Some physicians apparently influenced by this “fetal rights” movement have even refused to prescribe certain medicines to women of “childbearing age,” regardless of whether they are pregnant or not. Kylie Cheung, writing for Jezebel, describes how a woman named Tara Rule is suing her neurologist and a New York hospital system for allegedly refusing to provide her with headache medication because she might one day become pregnant.
Last September, New York resident Tara Rule posted a raw, emotional video on Tiktok saying she had been denied a medication to treat a debilitating condition called cluster headaches, because her neurologist told her she was of “childbearing age” and the medication could cause birth defects to a hypothetical fetus.

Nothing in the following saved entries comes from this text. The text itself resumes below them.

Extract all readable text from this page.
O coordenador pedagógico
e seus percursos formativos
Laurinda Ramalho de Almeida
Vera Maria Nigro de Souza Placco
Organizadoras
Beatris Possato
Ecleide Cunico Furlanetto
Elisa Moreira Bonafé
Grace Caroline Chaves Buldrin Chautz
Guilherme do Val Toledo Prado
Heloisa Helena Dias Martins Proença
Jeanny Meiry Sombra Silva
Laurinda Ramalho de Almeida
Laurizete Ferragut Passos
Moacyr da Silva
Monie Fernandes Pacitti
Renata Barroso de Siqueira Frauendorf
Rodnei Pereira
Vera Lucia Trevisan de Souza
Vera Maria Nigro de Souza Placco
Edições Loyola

Rule said that as she sat in her neurologist’s office at Glens Falls Hospital, she told him she never planned to have kids and would have an abortion if she became pregnant; referencing the overturning of Roe v. Wade, he responded that getting the care she was seeking is “trickier now with the way things are going.” He also said she should bring her partner “in on the conversation” on her medical care. Rule asked if the issue preventing her from getting the “highly effective” medication was solely that she could become pregnant and, “If I was, like, through menopause, would [the medication] be very effective for cluster headaches?” The doctor affirmed it would. He also asked about her sex life and whether she’s “with a steady person.” Rule shared audio recordings of the appointment on TikTok at the time.
As Valenti observes, even as Republicans begin to realize that their extreme positions on abortion are repugnant to the majority of Americans, they continue to try to “trick Americans into believing they’re somehow softening” those positions. But their latest tactics, such as emphasizing access to “birth control” or achieving some type of magical “consensus” on the number of weeks they would permit someone to terminate an unwanted pregnancy indicate they haven’t retreated one iota from their original goals. All they’re actually intent on is refashioning their language, sometimes (as Valenti’s article shows) by literally telling doctors what to say to achieve their ends.
But voters shouldn’t be fooled: “forced birth” is exactly what it sounds like, and it remains Republicans’ only objective, however they attempt to disguise it.